During his time with the Eagles, he was instrumental in the development of Pro Bowl tackles Jerry Sisemore and Stan Walters. Sisemore came to the Eagles in 1973, and was the team's starting right tackle from 1973-83. It was during Iman's tenure as offensive line coach that Sisemore made the Pro Bowl in 1979 and 1981, and was named second-team All-Conference by United Press International (UPI) each of those years as well. Walters was the Eagles' left tackle from 1975-83, and was selected to the Pro Bowl in 1978-79, as well as being named second-team All-Pro by the Associated Press (AP), and first-team All-Conference by UPI and The Sporting News in 1979.

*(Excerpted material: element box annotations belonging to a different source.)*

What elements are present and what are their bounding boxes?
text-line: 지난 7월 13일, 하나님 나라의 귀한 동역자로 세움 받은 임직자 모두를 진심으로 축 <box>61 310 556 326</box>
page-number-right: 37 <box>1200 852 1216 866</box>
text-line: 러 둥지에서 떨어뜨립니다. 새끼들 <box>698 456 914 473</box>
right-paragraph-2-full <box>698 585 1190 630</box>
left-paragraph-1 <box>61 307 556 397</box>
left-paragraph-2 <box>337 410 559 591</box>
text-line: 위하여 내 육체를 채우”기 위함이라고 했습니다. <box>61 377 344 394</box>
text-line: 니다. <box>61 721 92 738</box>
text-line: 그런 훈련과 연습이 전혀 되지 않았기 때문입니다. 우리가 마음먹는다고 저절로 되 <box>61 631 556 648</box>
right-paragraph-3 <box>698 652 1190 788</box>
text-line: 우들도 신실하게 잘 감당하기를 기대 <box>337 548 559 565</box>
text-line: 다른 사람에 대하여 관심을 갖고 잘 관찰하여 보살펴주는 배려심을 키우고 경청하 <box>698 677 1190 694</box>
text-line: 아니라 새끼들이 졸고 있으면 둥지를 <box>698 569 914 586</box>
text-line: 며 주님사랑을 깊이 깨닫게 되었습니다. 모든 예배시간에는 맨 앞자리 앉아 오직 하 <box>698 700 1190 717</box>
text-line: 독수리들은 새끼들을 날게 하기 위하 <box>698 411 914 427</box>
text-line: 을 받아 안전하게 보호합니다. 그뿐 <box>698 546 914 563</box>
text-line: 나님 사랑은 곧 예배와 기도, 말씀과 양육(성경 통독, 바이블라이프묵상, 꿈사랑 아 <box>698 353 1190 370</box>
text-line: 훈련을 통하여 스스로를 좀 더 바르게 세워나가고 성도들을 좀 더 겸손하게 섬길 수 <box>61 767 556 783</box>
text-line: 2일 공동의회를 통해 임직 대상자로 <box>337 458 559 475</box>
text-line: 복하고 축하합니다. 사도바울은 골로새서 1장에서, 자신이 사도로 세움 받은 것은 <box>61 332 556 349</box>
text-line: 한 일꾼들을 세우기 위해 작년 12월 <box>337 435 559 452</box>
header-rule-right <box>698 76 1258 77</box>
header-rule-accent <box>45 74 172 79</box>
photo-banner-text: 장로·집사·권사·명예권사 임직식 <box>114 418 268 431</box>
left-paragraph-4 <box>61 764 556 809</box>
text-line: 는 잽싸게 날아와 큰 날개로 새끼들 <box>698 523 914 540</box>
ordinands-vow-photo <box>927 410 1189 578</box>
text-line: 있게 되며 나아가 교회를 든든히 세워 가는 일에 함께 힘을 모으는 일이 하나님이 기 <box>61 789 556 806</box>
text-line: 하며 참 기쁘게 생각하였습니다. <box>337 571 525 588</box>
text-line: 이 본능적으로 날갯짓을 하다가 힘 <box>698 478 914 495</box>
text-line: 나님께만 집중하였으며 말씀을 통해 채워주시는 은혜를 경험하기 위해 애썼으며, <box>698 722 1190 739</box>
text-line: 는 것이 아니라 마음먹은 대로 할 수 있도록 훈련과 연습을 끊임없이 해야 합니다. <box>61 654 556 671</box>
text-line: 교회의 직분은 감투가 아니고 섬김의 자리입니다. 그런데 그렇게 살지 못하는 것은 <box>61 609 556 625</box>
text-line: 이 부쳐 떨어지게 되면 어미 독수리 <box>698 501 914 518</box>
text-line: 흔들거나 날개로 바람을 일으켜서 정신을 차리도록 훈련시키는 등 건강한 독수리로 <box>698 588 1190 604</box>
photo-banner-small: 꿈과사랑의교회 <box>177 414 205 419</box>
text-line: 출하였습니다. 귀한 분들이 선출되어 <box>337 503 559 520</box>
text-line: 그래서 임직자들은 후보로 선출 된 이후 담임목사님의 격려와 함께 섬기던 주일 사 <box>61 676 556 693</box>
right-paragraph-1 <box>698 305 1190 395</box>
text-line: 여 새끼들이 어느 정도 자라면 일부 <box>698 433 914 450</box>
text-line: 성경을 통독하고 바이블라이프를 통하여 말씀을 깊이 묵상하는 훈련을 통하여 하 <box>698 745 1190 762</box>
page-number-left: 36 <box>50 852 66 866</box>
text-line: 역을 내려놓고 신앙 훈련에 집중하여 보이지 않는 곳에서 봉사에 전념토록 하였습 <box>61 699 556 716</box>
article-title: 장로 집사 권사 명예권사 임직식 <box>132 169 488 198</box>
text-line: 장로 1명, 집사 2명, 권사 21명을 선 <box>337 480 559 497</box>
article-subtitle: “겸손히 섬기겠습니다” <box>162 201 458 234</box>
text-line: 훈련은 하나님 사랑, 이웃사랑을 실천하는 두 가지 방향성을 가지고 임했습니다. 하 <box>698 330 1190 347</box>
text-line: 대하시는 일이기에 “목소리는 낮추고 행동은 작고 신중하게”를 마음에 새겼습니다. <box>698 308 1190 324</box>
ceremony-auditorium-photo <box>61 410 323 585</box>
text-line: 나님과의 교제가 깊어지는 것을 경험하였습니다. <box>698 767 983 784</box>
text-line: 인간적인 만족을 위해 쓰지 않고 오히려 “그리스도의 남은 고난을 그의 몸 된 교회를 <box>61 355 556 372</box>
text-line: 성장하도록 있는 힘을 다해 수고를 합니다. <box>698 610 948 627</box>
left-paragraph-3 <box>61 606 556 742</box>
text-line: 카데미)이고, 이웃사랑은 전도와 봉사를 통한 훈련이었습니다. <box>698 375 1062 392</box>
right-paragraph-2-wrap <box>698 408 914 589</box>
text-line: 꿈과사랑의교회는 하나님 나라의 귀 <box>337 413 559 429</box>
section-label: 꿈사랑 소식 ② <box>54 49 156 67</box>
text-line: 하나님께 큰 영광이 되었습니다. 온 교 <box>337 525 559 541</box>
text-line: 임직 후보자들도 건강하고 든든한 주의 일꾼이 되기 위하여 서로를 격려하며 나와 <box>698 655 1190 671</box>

Before starting the 1976 season, Vermeil offered an open tryout to members of the public, with an opportunity to make the Eagles roster. Thirty-year old Vince Papale succeeded. Iman was one of two Eagles assistant coaches who supported adding Papale to the team in 1976. Papale played under Iman on special teams for three years (1976-78), and the two of them came up with a weekly award for the best special teams player in that week's game. The award was a tee shirt emblazoned with the words "WHO'S NUTS" on the front. Papale's unlikely story was the subject of a 2006 film, Invincible.

After Vermeil left the Eagles, Iman was retained as the Eagles' offensive line coach by new head coach Marion Campbell (1983-85), and then for one more year by the ensuing head coach Buddy Ryan (1986). After his coaching career ended, Iman served as an Eagles sales account executive for 10 years.

== Personal life ==
In obtaining his Bachelor's degree at SMSU, Iman had studied social studies and physical education. During the off-seasons from the NFL, Iman taught English and social studies at Fox High School in Arnold, Missouri.

For decades, his wife Joyce also worked for the Eagles, in finance.

== Death ==
He died on November 13, 2010, at his home in Springfield Township, Delaware County, Pennsylvania. He had ongoing complications after suffering cardiac arrest in 1999, during the ensuing years before his death.